Orlando is nothing if not full of know-it-alls.

Smarty-pants! It is. So we did that, and of course I tell dirty jokes. We do things like Things You Should Know That You Think You Know, like ‘What's the average size of a penis?' or ‘What's the number of partners that the average American has had?' Which is 11. Strikingly low. And then of course, just anything like your dirty sanchezes, your donkey punch, just get definitions.

You have to wonder if anyone ever thinks ‘Hooray, I know that thing! Why do I know that thing?!'

Exactly. A good one was the Abe Lincoln. You're having sex, then you cut pubic hair, come on their face and then attach your pubic hair to it and then let it dry. Someone taught me about the Birmingham Booty Call, and then the Kentucky Klondike Bar, which is disgusting.

In Orlando it's difficult to not only get something off the ground, but to have it be successful and long lasting. How did you do it?

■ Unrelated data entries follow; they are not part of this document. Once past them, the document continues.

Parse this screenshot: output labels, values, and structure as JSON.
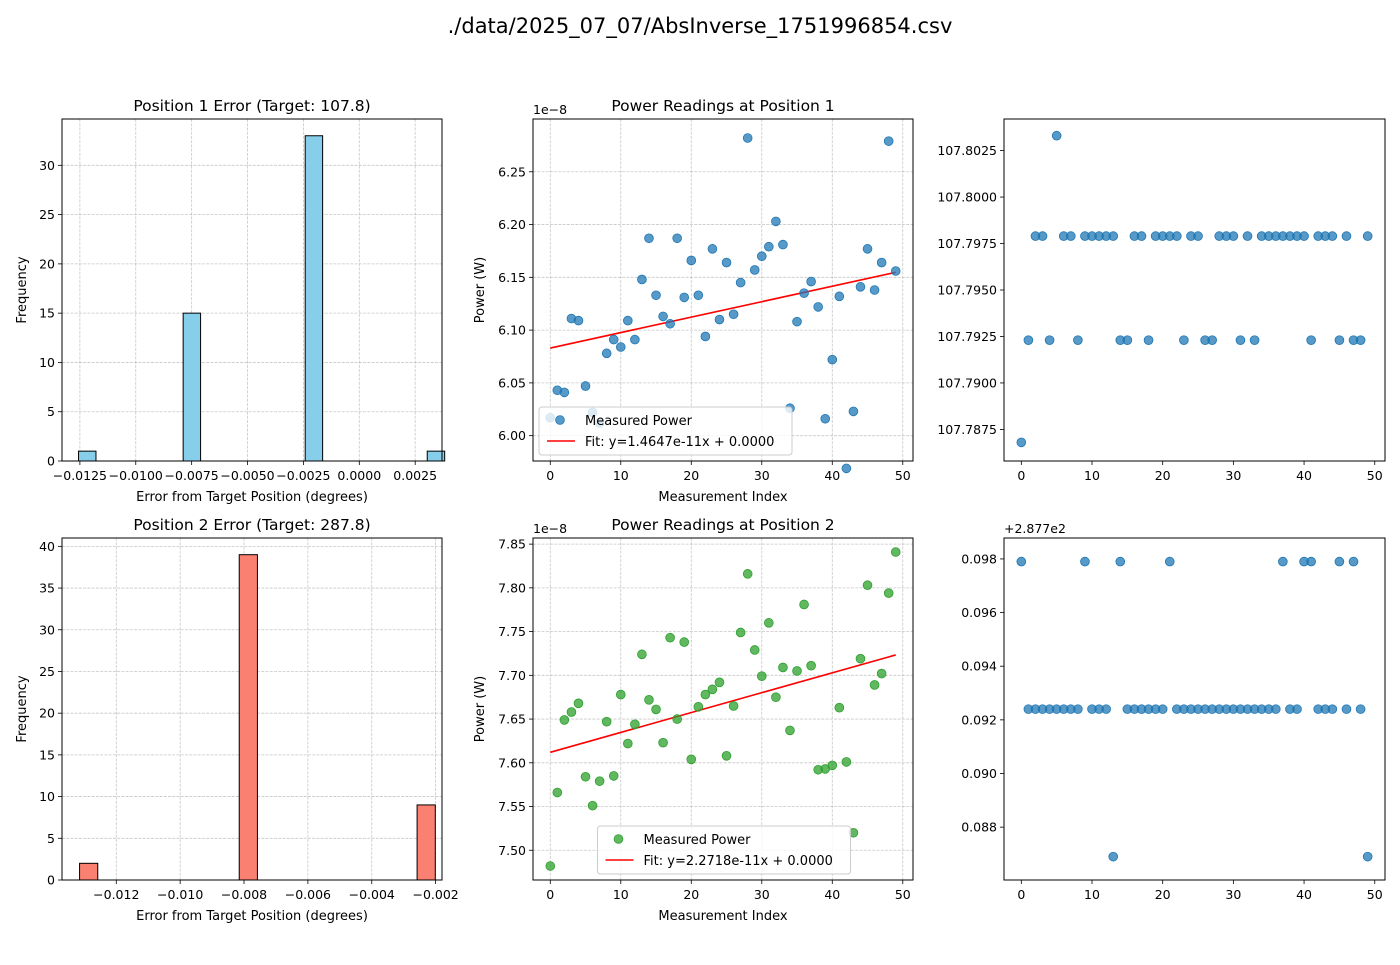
{
  "figure": {
    "suptitle": "./data/2025_07_07/AbsInverse_1751996854.csv"
  },
  "chart_data": [
    {
      "id": "p1_hist",
      "type": "bar",
      "title": "Position 1 Error (Target: 107.8)",
      "xlabel": "Error from Target Position (degrees)",
      "ylabel": "Frequency",
      "xlim": [
        -0.0133,
        0.0037
      ],
      "ylim": [
        0,
        34.7
      ],
      "xticks": [
        -0.0125,
        -0.01,
        -0.0075,
        -0.005,
        -0.0025,
        0.0,
        0.0025
      ],
      "xtick_labels": [
        "−0.0125",
        "−0.0100",
        "−0.0075",
        "−0.0050",
        "−0.0025",
        "0.0000",
        "0.0025"
      ],
      "yticks": [
        0,
        5,
        10,
        15,
        20,
        25,
        30
      ],
      "yticks_labels": [
        "0",
        "5",
        "10",
        "15",
        "20",
        "25",
        "30"
      ],
      "bins": [
        {
          "x0": -0.01256,
          "x1": -0.01178,
          "count": 1
        },
        {
          "x0": -0.00788,
          "x1": -0.0071,
          "count": 15
        },
        {
          "x0": -0.00242,
          "x1": -0.00164,
          "count": 33
        },
        {
          "x0": 0.00304,
          "x1": 0.00382,
          "count": 1
        }
      ],
      "color": "#87ceeb",
      "grid": true
    },
    {
      "id": "p2_hist",
      "type": "bar",
      "title": "Position 2 Error (Target: 287.8)",
      "xlabel": "Error from Target Position (degrees)",
      "ylabel": "Frequency",
      "xlim": [
        -0.0137,
        -0.0018
      ],
      "ylim": [
        0,
        41
      ],
      "xticks": [
        -0.012,
        -0.01,
        -0.008,
        -0.006,
        -0.004,
        -0.002
      ],
      "xtick_labels": [
        "−0.012",
        "−0.010",
        "−0.008",
        "−0.006",
        "−0.004",
        "−0.002"
      ],
      "yticks": [
        0,
        5,
        10,
        15,
        20,
        25,
        30,
        35,
        40
      ],
      "yticks_labels": [
        "0",
        "5",
        "10",
        "15",
        "20",
        "25",
        "30",
        "35",
        "40"
      ],
      "bins": [
        {
          "x0": -0.01315,
          "x1": -0.01258,
          "count": 2
        },
        {
          "x0": -0.00815,
          "x1": -0.00758,
          "count": 39
        },
        {
          "x0": -0.00258,
          "x1": -0.00201,
          "count": 9
        }
      ],
      "color": "#fa8072",
      "grid": true
    },
    {
      "id": "p1_power",
      "type": "scatter",
      "title": "Power Readings at Position 1",
      "xlabel": "Measurement Index",
      "ylabel": "Power (W)",
      "offset_label": "1e−8",
      "xlim": [
        -2.45,
        51.45
      ],
      "ylim": [
        5.976,
        6.3
      ],
      "xticks": [
        0,
        10,
        20,
        30,
        40,
        50
      ],
      "xtick_labels": [
        "0",
        "10",
        "20",
        "30",
        "40",
        "50"
      ],
      "yticks": [
        6.0,
        6.05,
        6.1,
        6.15,
        6.2,
        6.25
      ],
      "yticks_labels": [
        "6.00",
        "6.05",
        "6.10",
        "6.15",
        "6.20",
        "6.25"
      ],
      "x": [
        0,
        1,
        2,
        3,
        4,
        5,
        6,
        7,
        8,
        9,
        10,
        11,
        12,
        13,
        14,
        15,
        16,
        17,
        18,
        19,
        20,
        21,
        22,
        23,
        24,
        25,
        26,
        27,
        28,
        29,
        30,
        31,
        32,
        33,
        34,
        35,
        36,
        37,
        38,
        39,
        40,
        41,
        42,
        43,
        44,
        45,
        46,
        47,
        48,
        49
      ],
      "y": [
        6.017,
        6.043,
        6.041,
        6.111,
        6.109,
        6.047,
        6.022,
        6.012,
        6.078,
        6.091,
        6.084,
        6.109,
        6.091,
        6.148,
        6.187,
        6.133,
        6.113,
        6.106,
        6.187,
        6.131,
        6.166,
        6.133,
        6.094,
        6.177,
        6.11,
        6.164,
        6.115,
        6.145,
        6.282,
        6.157,
        6.17,
        6.179,
        6.203,
        6.181,
        6.026,
        6.108,
        6.135,
        6.146,
        6.122,
        6.016,
        6.072,
        6.132,
        5.969,
        6.023,
        6.141,
        6.177,
        6.138,
        6.164,
        6.279,
        6.156
      ],
      "series_name": "Measured Power",
      "color": "#1f77b4",
      "fit": {
        "slope": 0.0014647,
        "intercept": 6.083,
        "label": "Fit: y=1.4647e-11x + 0.0000",
        "color": "#ff0000"
      },
      "legend": "lower left",
      "grid": true
    },
    {
      "id": "p2_power",
      "type": "scatter",
      "title": "Power Readings at Position 2",
      "xlabel": "Measurement Index",
      "ylabel": "Power (W)",
      "offset_label": "1e−8",
      "xlim": [
        -2.45,
        51.45
      ],
      "ylim": [
        7.466,
        7.857
      ],
      "xticks": [
        0,
        10,
        20,
        30,
        40,
        50
      ],
      "xtick_labels": [
        "0",
        "10",
        "20",
        "30",
        "40",
        "50"
      ],
      "yticks": [
        7.5,
        7.55,
        7.6,
        7.65,
        7.7,
        7.75,
        7.8,
        7.85
      ],
      "yticks_labels": [
        "7.50",
        "7.55",
        "7.60",
        "7.65",
        "7.70",
        "7.75",
        "7.80",
        "7.85"
      ],
      "x": [
        0,
        1,
        2,
        3,
        4,
        5,
        6,
        7,
        8,
        9,
        10,
        11,
        12,
        13,
        14,
        15,
        16,
        17,
        18,
        19,
        20,
        21,
        22,
        23,
        24,
        25,
        26,
        27,
        28,
        29,
        30,
        31,
        32,
        33,
        34,
        35,
        36,
        37,
        38,
        39,
        40,
        41,
        42,
        43,
        44,
        45,
        46,
        47,
        48,
        49
      ],
      "y": [
        7.482,
        7.566,
        7.649,
        7.658,
        7.668,
        7.584,
        7.551,
        7.579,
        7.647,
        7.585,
        7.678,
        7.622,
        7.644,
        7.724,
        7.672,
        7.661,
        7.623,
        7.743,
        7.65,
        7.738,
        7.604,
        7.664,
        7.678,
        7.684,
        7.692,
        7.608,
        7.665,
        7.749,
        7.816,
        7.729,
        7.699,
        7.76,
        7.675,
        7.709,
        7.637,
        7.705,
        7.781,
        7.711,
        7.592,
        7.593,
        7.597,
        7.663,
        7.601,
        7.52,
        7.719,
        7.803,
        7.689,
        7.702,
        7.794,
        7.841
      ],
      "series_name": "Measured Power",
      "color": "#2ca02c",
      "fit": {
        "slope": 0.0022718,
        "intercept": 7.612,
        "label": "Fit: y=2.2718e-11x + 0.0000",
        "color": "#ff0000"
      },
      "legend": "lower center",
      "grid": true
    },
    {
      "id": "p1_angle",
      "type": "scatter",
      "title": "",
      "xlim": [
        -2.45,
        51.45
      ],
      "ylim": [
        107.7858,
        107.8042
      ],
      "xticks": [
        0,
        10,
        20,
        30,
        40,
        50
      ],
      "xtick_labels": [
        "0",
        "10",
        "20",
        "30",
        "40",
        "50"
      ],
      "yticks": [
        107.7875,
        107.79,
        107.7925,
        107.795,
        107.7975,
        107.8,
        107.8025
      ],
      "yticks_labels": [
        "107.7875",
        "107.7900",
        "107.7925",
        "107.7950",
        "107.7975",
        "107.8000",
        "107.8025"
      ],
      "x": [
        0,
        1,
        2,
        3,
        4,
        5,
        6,
        7,
        8,
        9,
        10,
        11,
        12,
        13,
        14,
        15,
        16,
        17,
        18,
        19,
        20,
        21,
        22,
        23,
        24,
        25,
        26,
        27,
        28,
        29,
        30,
        31,
        32,
        33,
        34,
        35,
        36,
        37,
        38,
        39,
        40,
        41,
        42,
        43,
        44,
        45,
        46,
        47,
        48,
        49
      ],
      "y": [
        107.7868,
        107.7923,
        107.7979,
        107.7979,
        107.7923,
        107.8033,
        107.7979,
        107.7979,
        107.7923,
        107.7979,
        107.7979,
        107.7979,
        107.7979,
        107.7979,
        107.7923,
        107.7923,
        107.7979,
        107.7979,
        107.7923,
        107.7979,
        107.7979,
        107.7979,
        107.7979,
        107.7923,
        107.7979,
        107.7979,
        107.7923,
        107.7923,
        107.7979,
        107.7979,
        107.7979,
        107.7923,
        107.7979,
        107.7923,
        107.7979,
        107.7979,
        107.7979,
        107.7979,
        107.7979,
        107.7979,
        107.7979,
        107.7923,
        107.7979,
        107.7979,
        107.7979,
        107.7923,
        107.7979,
        107.7923,
        107.7923,
        107.7979
      ],
      "color": "#1f77b4",
      "grid": false
    },
    {
      "id": "p2_angle",
      "type": "scatter",
      "title": "",
      "offset_label": "+2.877e2",
      "xlim": [
        -2.45,
        51.45
      ],
      "ylim": [
        0.08603,
        0.09878
      ],
      "xticks": [
        0,
        10,
        20,
        30,
        40,
        50
      ],
      "xtick_labels": [
        "0",
        "10",
        "20",
        "30",
        "40",
        "50"
      ],
      "yticks": [
        0.088,
        0.09,
        0.092,
        0.094,
        0.096,
        0.098
      ],
      "yticks_labels": [
        "0.088",
        "0.090",
        "0.092",
        "0.094",
        "0.096",
        "0.098"
      ],
      "x": [
        0,
        1,
        2,
        3,
        4,
        5,
        6,
        7,
        8,
        9,
        10,
        11,
        12,
        13,
        14,
        15,
        16,
        17,
        18,
        19,
        20,
        21,
        22,
        23,
        24,
        25,
        26,
        27,
        28,
        29,
        30,
        31,
        32,
        33,
        34,
        35,
        36,
        37,
        38,
        39,
        40,
        41,
        42,
        43,
        44,
        45,
        46,
        47,
        48,
        49
      ],
      "y": [
        0.0979,
        0.0924,
        0.0924,
        0.0924,
        0.0924,
        0.0924,
        0.0924,
        0.0924,
        0.0924,
        0.0979,
        0.0924,
        0.0924,
        0.0924,
        0.0869,
        0.0979,
        0.0924,
        0.0924,
        0.0924,
        0.0924,
        0.0924,
        0.0924,
        0.0979,
        0.0924,
        0.0924,
        0.0924,
        0.0924,
        0.0924,
        0.0924,
        0.0924,
        0.0924,
        0.0924,
        0.0924,
        0.0924,
        0.0924,
        0.0924,
        0.0924,
        0.0924,
        0.0979,
        0.0924,
        0.0924,
        0.0979,
        0.0979,
        0.0924,
        0.0924,
        0.0924,
        0.0979,
        0.0924,
        0.0979,
        0.0924,
        0.0869
      ],
      "color": "#1f77b4",
      "grid": false
    }
  ]
}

Stardust is a great venue for downtown people, for gay people, straight people – it's just this really fun place to go to. And then quality. You have to have quality no matter what you do, even if you're calling bingo, it has to be good. I'm not saying that I'm good, but what I'm saying is, people keep coming back. I noticed that when the ‘depression' started, people still were going to go drink. And you have to give people a moment away from the world. They just want to drink and have a break.

Well, as long as there's a chance they'll score some free porn in the deal.

What more could you ask for? When you walk home with a double-sided dildo, it's been a good night. Do you know how many people's bedrooms I live in right now? Life's too short to be too serious. And sex and laughter and jokes and good entertainment is really all you need. You can go to work and be serious. You won't find a double-sided dildo there.